Imagine a Secretary of Education who understands that an investment in America’s infrastructure absolutely must include making sure that every public school, in every neighborhood, is built as an engaging learning environment and an asset to its community. That secretary would call in the Secretary of Labor to remind him that building good schools, and renovating older ones, is a great for job creation – for the workers immediately employed and for economies that that powerful learning will generate in the schools they build.  Our imagined Secretary would enlist the Secretary of Health and Human Services and colleagues NIH and the CDC and EPA for their expertise in assuring the building materials are built with children’s health in mind, safety from toxic chemicals, with clean air and water a given.  She’d of course call on the expertise of the Department of Energy and the professional organizations of school architects for specs on energy efficiency and renewable systems throughout, to model for the children a reverence for nature’s resources as well as to reduce expenses.
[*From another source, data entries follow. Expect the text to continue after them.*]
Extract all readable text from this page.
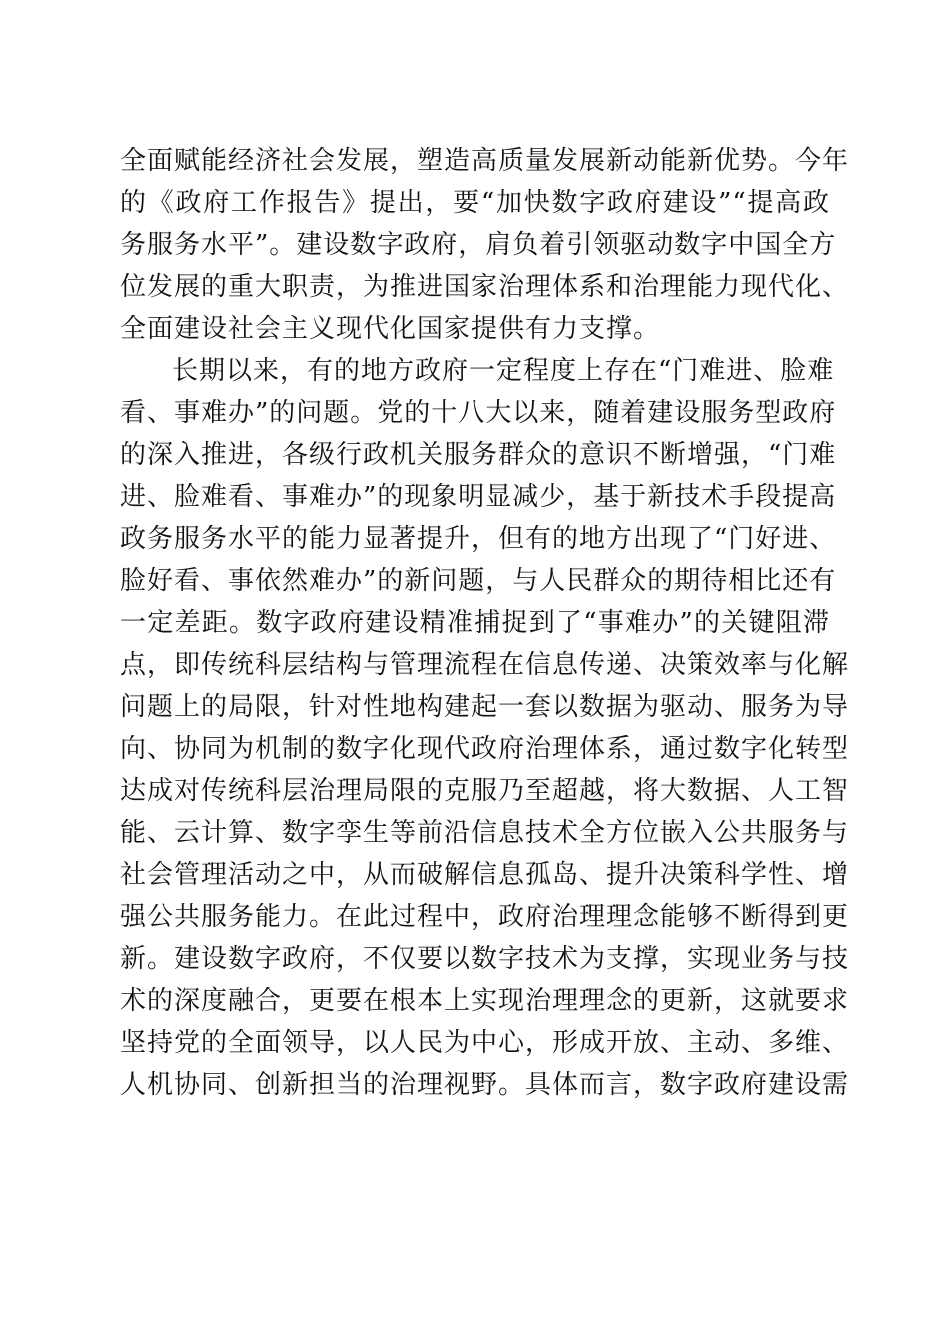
全面赋能经济社会发展，塑造高质量发展新动能新优势。今年
的《政府工作报告》提出，要“加快数字政府建设”“提高政
务服务水平”。建设数字政府，肩负着引领驱动数字中国全方
位发展的重大职责，为推进国家治理体系和治理能力现代化、
全面建设社会主义现代化国家提供有力支撑。
长期以来，有的地方政府一定程度上存在“门难进、脸难
看、事难办”的问题。党的十八大以来，随着建设服务型政府
的深入推进，各级行政机关服务群众的意识不断增强，“门难
进、脸难看、事难办”的现象明显减少，基于新技术手段提高
政务服务水平的能力显著提升，但有的地方出现了“门好进、
脸好看、事依然难办”的新问题，与人民群众的期待相比还有
一定差距。数字政府建设精准捕捉到了“事难办”的关键阻滞
点，即传统科层结构与管理流程在信息传递、决策效率与化解
问题上的局限，针对性地构建起一套以数据为驱动、服务为导
向、协同为机制的数字化现代政府治理体系，通过数字化转型
达成对传统科层治理局限的克服乃至超越，将大数据、人工智
能、云计算、数字孪生等前沿信息技术全方位嵌入公共服务与
社会管理活动之中，从而破解信息孤岛、提升决策科学性、增
强公共服务能力。在此过程中，政府治理理念能够不断得到更
新。建设数字政府，不仅要以数字技术为支撑，实现业务与技
术的深度融合，更要在根本上实现治理理念的更新，这就要求
坚持党的全面领导，以人民为中心，形成开放、主动、多维、
人机协同、创新担当的治理视野。具体而言，数字政府建设需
Imagine a Secretary of Education who tells the Congress and the President and infrastructure designers to get ready to build, but not until she has consulted with teachers and parents about what they want their school buildings to be.  Lively learning centers, yes.    Abundantly equipped, yes – even in the poorest neighborhoods, the most remote rural counties.    And inviting to all – a place where teachers want to teach, children are excited to spend their days, parents and neighbors know they are welcome to visit and volunteer.   Well acquainted with the amenities in private schools, the Secretary will already know that teachers need offices and conference rooms for study and lesson prep and collaborating across disciplines; teachers won’t have to ask for those basics. But teachers will want to weigh in on things this particular Secretary of Education may not think of – a community clinic with mental health services as well as basic family medicine, spaces for parents to meet, a community liaison who knows well the families’ languages, needs, assets and network of referral services throughout the community.

Imagine a Secretary of Education who understands that learning involves all the senses.   She might take a literal walk in the park to confer with the National Park Service, the US Forest Service, the Secretary of the Interior as well as the leaders of Nature Conservancy and various urban park systems to ask how they could work together to make sure every American child has places to play outside. She would have read Last Child in the Woods on the plane in from Michigan and arrived fired up to get America’s kids outdoors, exploring, discovering, skinning their knees and – the radical part – getting to play!

I’m beginning to like this imagined Secretary of Education.  Though I doubt she’ll materialize on her own. It will take a village – a very large and energized village and its teachers – to “raise” her.  In a future post, we’ll imagine what she might learn from America’s teachers – if she did decide to become the Secretary of Education for all of America’s children and all of the public’s schools.